Tips for the best Sticky Toffee Pudding
- Be sure to leave a little bit of liquid when softening the dates. This helps emulsify the dates in a blender or food processor. If you find that too much liquid has been cooked out, add 2 tablespoons to the dates and blend smooth. I find it helps to dice up the dates before softening.
- Do not substitute out for different sugars. Typically, this is OK to do, however, for this particular recipe, the specified sugars lend best to the overall depth of the flavor profile.
- Heavy cream is a must in developing the toffee sauce. Because it is a full fat cream this helps bring the sauce together.
- Before taking the cakes out of the oven, ensure that they are done baking. To do this, use a toothpick to test the center of the cakes. If there is still wet batter, allow to cook for another 90 seconds at a time until the center is cooked through. If the center of the cake is not fully cooked, the center of the cake may fall after it is removed from the oven.
- Allow to cool for roughly 15 minutes before serving.
- Feel free to use a toothpick to poke some hole in the top of the cake to allow the homemade toffee sauce to seep deeper into the cake.
- There are several different ways to enjoy this – as is, with a dollop of whipped cream, with a scoop of vanilla ice cream, or even a drizzle of heavy cream (a traditional English finish) or any other way you think would be incredible!
- Beware – you will want to drink the sauce with a straw. I only recommend this AFTER you have enjoyed your sticky toffee pudding! 😉
- Date Cake
- 8 pitted and diced Medjool Dates
- 1 cup water
- 3/4 cup plus 2 tablespoons flour
- 1 teaspoon baking powder
- 1/4 teaspoon baking soda
- 1/8 teaspoon salt
- 4 tablespoons unsalted butter, softened
- 3/4 cup light brown sugar
- 1 large egg
- 1 teaspoon vanilla
- Toffee Sauce
- 1 cup heavy cream
- 1 cup dark brown sugar
- 1/2 cup unsalted butter
- small pinch of salt
- 1 teaspoon quality pure vanilla extract
- DATE CAKE
- Preheat oven to 350*F
- Prepare ramekins by lightly spraying them, place on cookie sheet and set aside
- In a medium bowl, combine the flour, salt, baking soda, baking powder then, whisk together and set aside
- Next, over medium heat in a small sauce pan add the diced dates and water
- Stir occasionally and allow most - but not all of the water to evaporate - leave about 2 tablespoons of liquid with the dates
- Then, add dates and remaining liquid to a food processor or blender and purée until mostly smooth
- In a stand mixer, cream together sugar and butter until light and fluffy
- Add egg and vanilla and combine thoroughly
- Add the date purée and mix until well incorporated
- Next, gradually add the dry ingredients and mix until just combined
- Evenly distribute batter between 4 large or 6 small prepared ramekins
- If using 4 large ramekins - 350*F for 30 minutes
- If using 6 small ramekins - 350*F for 20-22 minutes
- Before removing from the oven, check the center of the cake with a toothpick.

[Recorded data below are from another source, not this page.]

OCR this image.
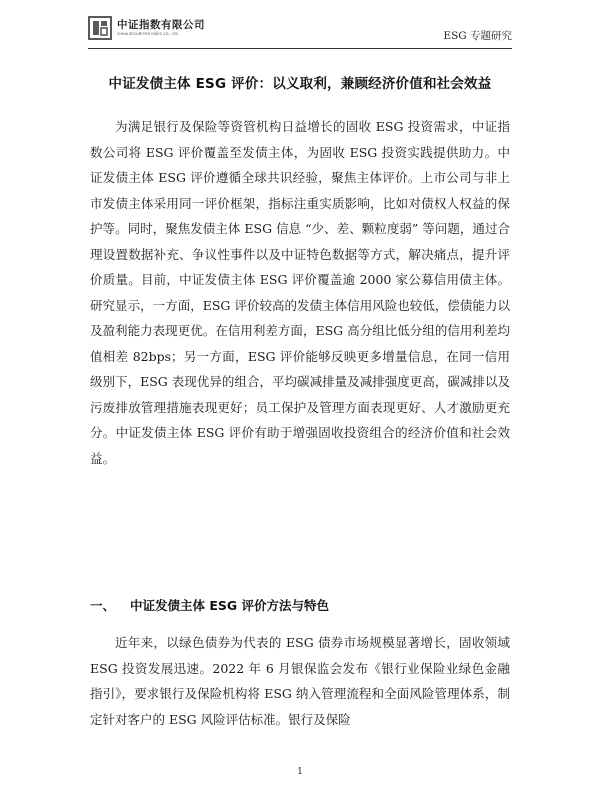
中证指数有限公司
CHINA SECURITIES INDEX CO., LTD.	ESG 专题研究
中证发债主体 ESG 评价：以义取利，兼顾经济价值和社会效益

为满足银行及保险等资管机构日益增长的固收 ESG 投资需求，中证指数公司将 ESG 评价覆盖至发债主体，为固收 ESG 投资实践提供助力。中证发债主体 ESG 评价遵循全球共识经验，聚焦主体评价。上市公司与非上市发债主体采用同一评价框架，指标注重实质影响，比如对债权人权益的保护等。同时，聚焦发债主体 ESG 信息 “少、差、颗粒度弱” 等问题，通过合理设置数据补充、争议性事件以及中证特色数据等方式，解决痛点，提升评价质量。目前，中证发债主体 ESG 评价覆盖逾 2000 家公募信用债主体。研究显示，一方面，ESG 评价较高的发债主体信用风险也较低，偿债能力以及盈利能力表现更优。在信用利差方面，ESG 高分组比低分组的信用利差均值相差 82bps；另一方面，ESG 评价能够反映更多增量信息，在同一信用级别下，ESG 表现优异的组合，平均碳减排量及减排强度更高，碳减排以及污废排放管理措施表现更好；员工保护及管理方面表现更好、人才激励更充分。中证发债主体 ESG 评价有助于增强固收投资组合的经济价值和社会效益。

一、	中证发债主体 ESG 评价方法与特色

近年来，以绿色债券为代表的 ESG 债券市场规模显著增长，固收领域 ESG 投资发展迅速。2022 年 6 月银保监会发布《银行业保险业绿色金融指引》，要求银行及保险机构将 ESG 纳入管理流程和全面风险管理体系，制定针对客户的 ESG 风险评估标准。银行及保险

1
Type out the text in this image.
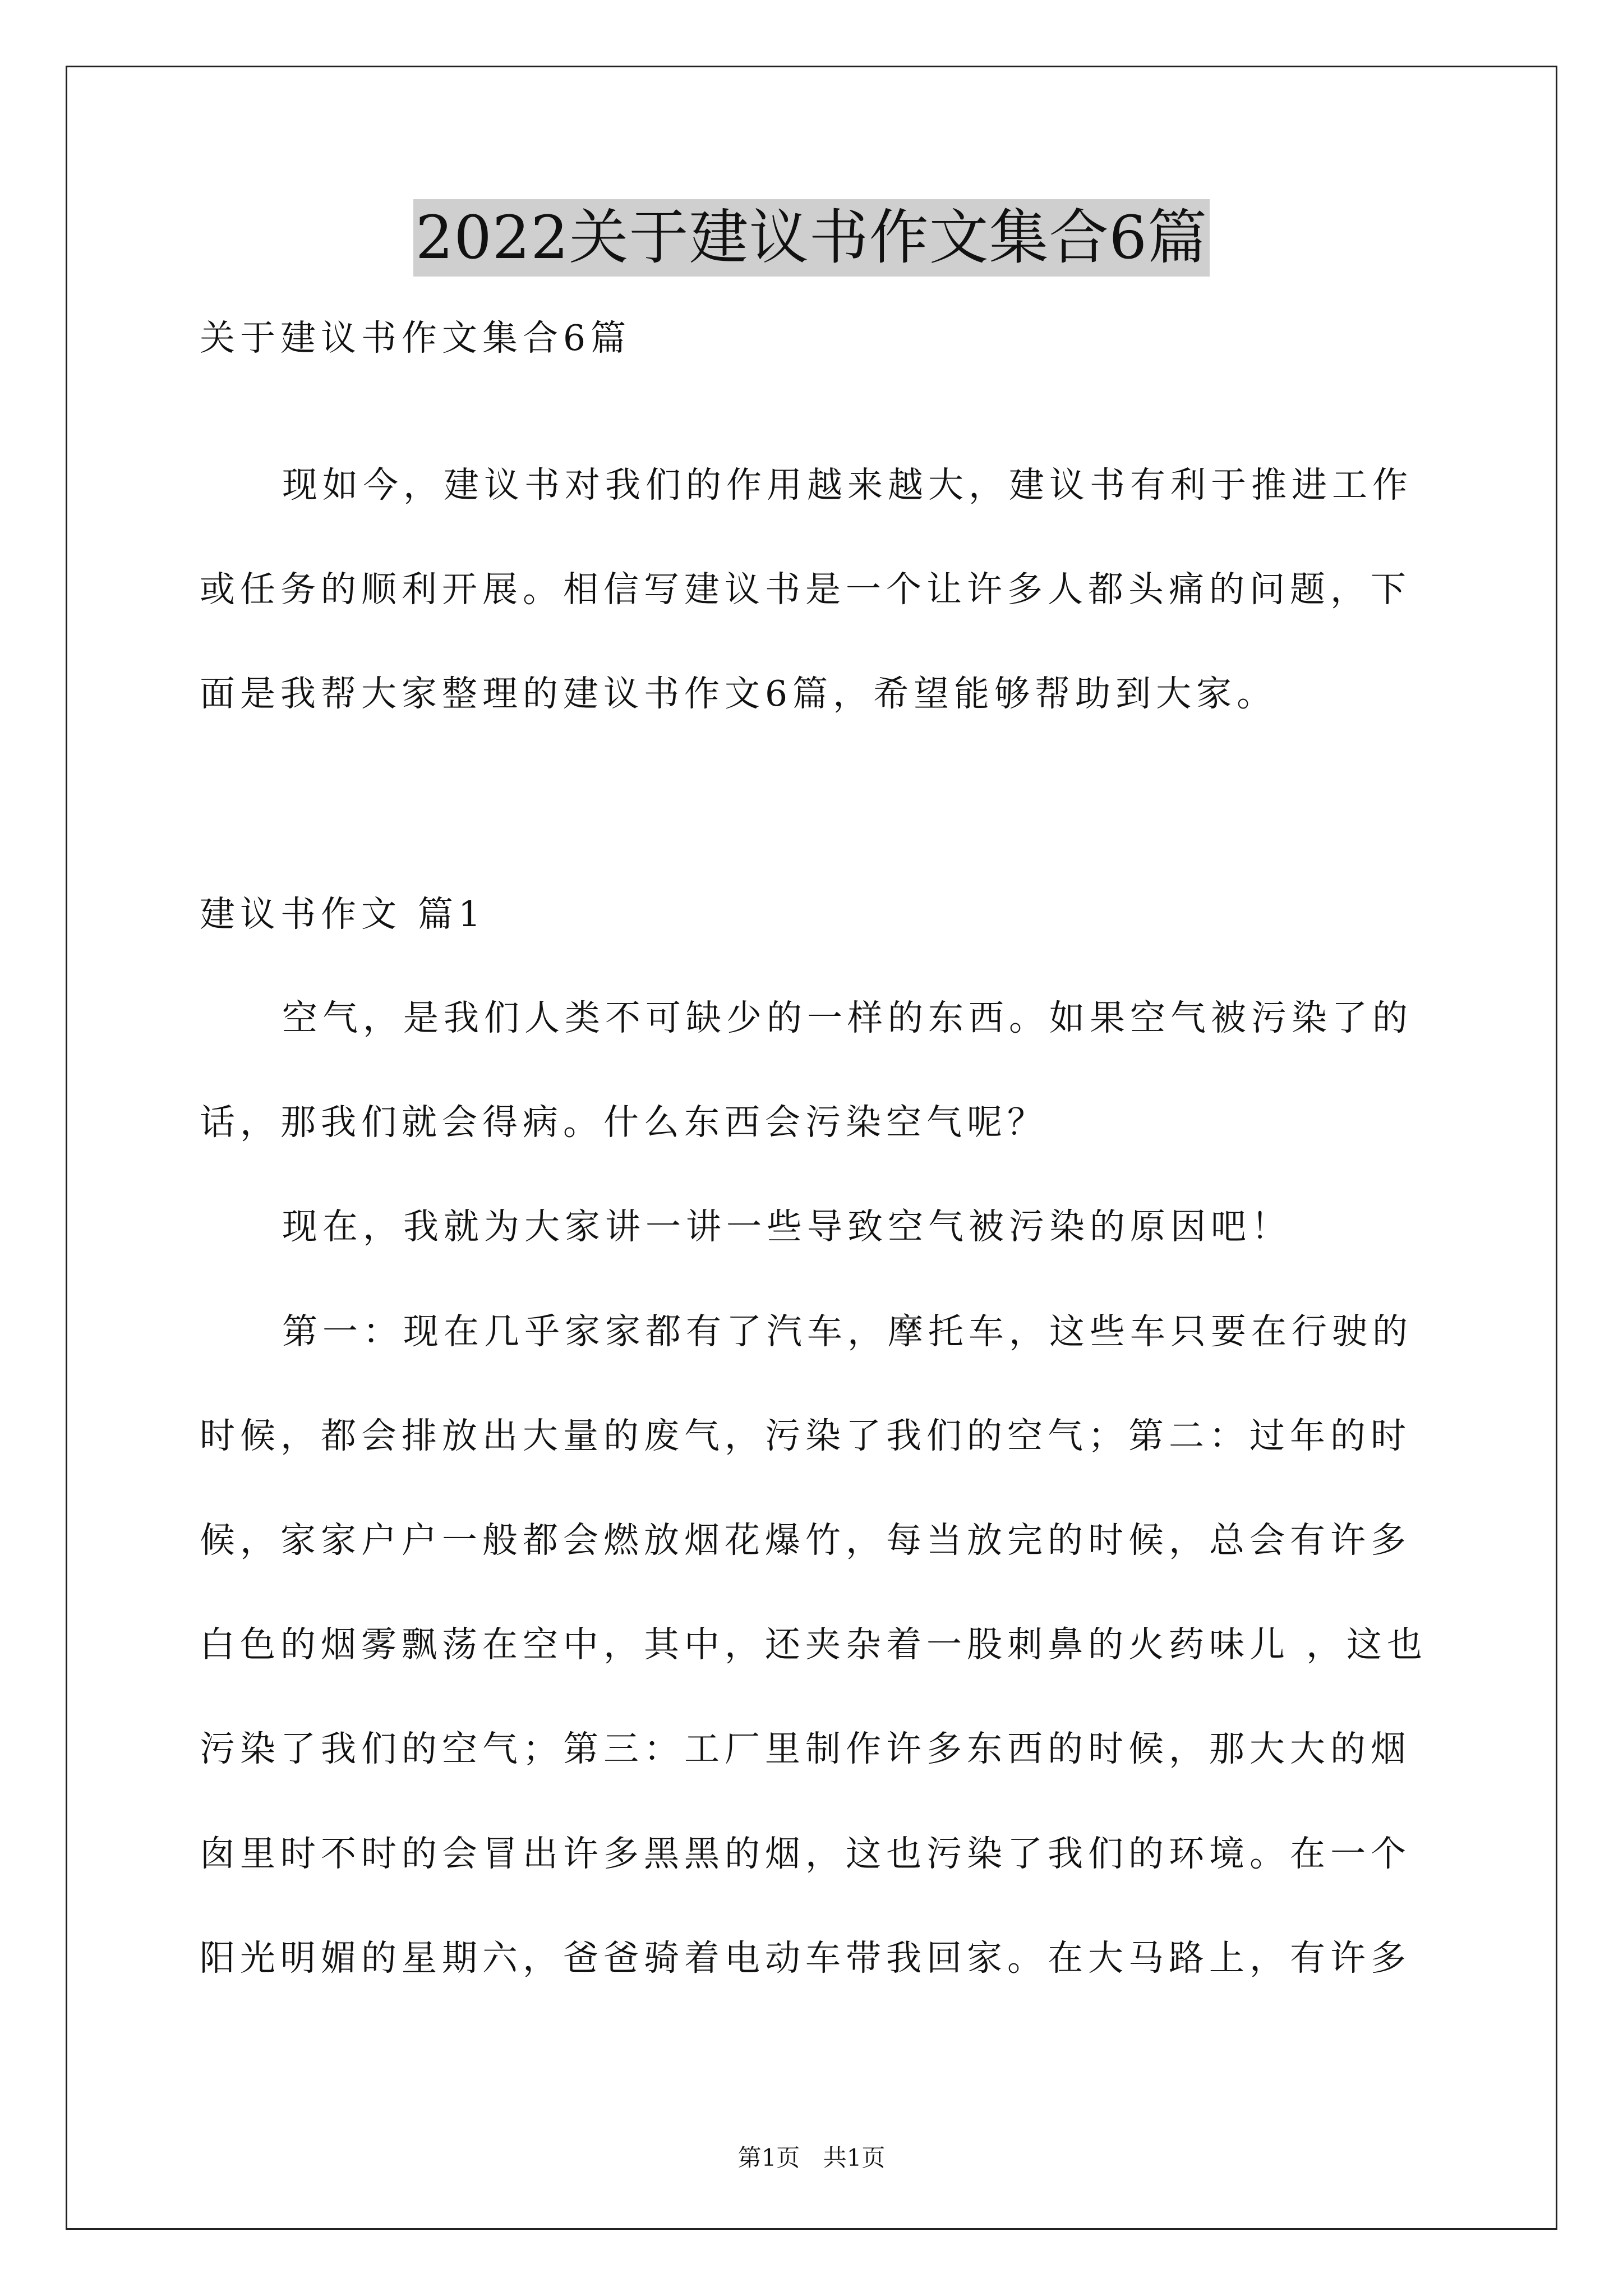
2022关于建议书作文集合6篇
关于建议书作文集合6篇
现如今，建议书对我们的作用越来越大，建议书有利于推进工作
或任务的顺利开展。相信写建议书是一个让许多人都头痛的问题，下
面是我帮大家整理的建议书作文6篇，希望能够帮助到大家。
建议书作文 篇1
空气，是我们人类不可缺少的一样的东西。如果空气被污染了的
话，那我们就会得病。什么东西会污染空气呢？
现在，我就为大家讲一讲一些导致空气被污染的原因吧！
第一：现在几乎家家都有了汽车，摩托车，这些车只要在行驶的
时候，都会排放出大量的废气，污染了我们的空气；第二：过年的时
候，家家户户一般都会燃放烟花爆竹，每当放完的时候，总会有许多
白色的烟雾飘荡在空中，其中，还夹杂着一股刺鼻的火药味儿 ，这也
污染了我们的空气；第三：工厂里制作许多东西的时候，那大大的烟
囱里时不时的会冒出许多黑黑的烟，这也污染了我们的环境。在一个
阳光明媚的星期六，爸爸骑着电动车带我回家。在大马路上，有许多
第1页 共1页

When it comes out clean it can be removed. If removed too early the center of the cake may fall.
- TOFFEE SAUCE
- While the cake is baking, add sugar, butter, and salt to a medium sauce pan
- Over medium heat allow butter and sugar to full melt together - do not stir frequently, allow the ingredients to meld together in the pot mostly untouched
- Once the sugar has melted, turn off the burner and slowly whisk in the cream and add vanilla
- When the cream has fully incorporated move the sauce to a cool burner and allow to sit until ready to serve
This can also be made in an 8x8 pan. If deciding to use a cake pan, bake at 350*F for roughly 35 minutes or until a toothpick comes out of the center of the pan clean.

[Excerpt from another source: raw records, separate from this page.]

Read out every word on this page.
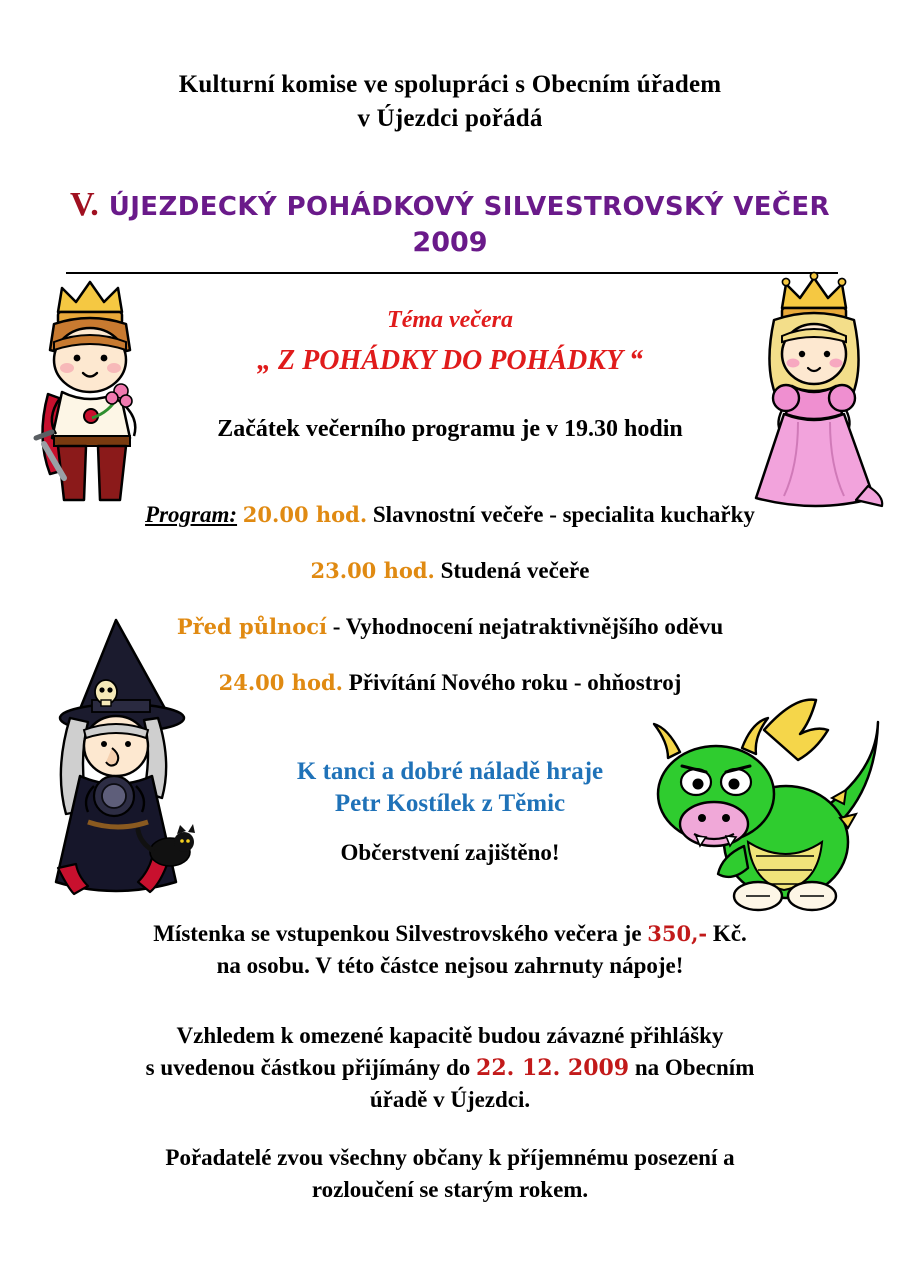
Kulturní komise ve spolupráci s Obecním úřadem
v Újezdci pořádá
V. ÚJEZDECKÝ POHÁDKOVÝ SILVESTROVSKÝ VEČER
2009
Téma večera
„ Z POHÁDKY DO POHÁDKY “
Začátek večerního programu je v 19.30 hodin
Program: 20.00 hod. Slavnostní večeře - specialita kuchařky
23.00 hod. Studená večeře
Před půlnocí - Vyhodnocení nejatraktivnějšího oděvu
24.00 hod. Přivítání Nového roku - ohňostroj
K tanci a dobré náladě hraje
Petr Kostílek z Těmic
Občerstvení zajištěno!
Místenka se vstupenkou Silvestrovského večera je 350,- Kč.
na osobu. V této částce nejsou zahrnuty nápoje!
Vzhledem k omezené kapacitě budou závazné přihlášky
s uvedenou částkou přijímány do 22. 12. 2009 na Obecním
úřadě v Újezdci.
Pořadatelé zvou všechny občany k příjemnému posezení a
rozloučení se starým rokem.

Nutrition Information:Yield: 6 Serving Size: 1
Amount Per Serving: Calories: 714Total Fat: 41gSaturated Fat: 25gTrans Fat: 1gUnsaturated Fat: 14gCholesterol: 148mgSodium: 369mgCarbohydrates: 87gFiber: 2gSugar: 80gProtein: 4g
The nutritional values above are auto calculated by a nutrition program and can vary based on brands of ingredients used. We cannot guarantee their total accuracy.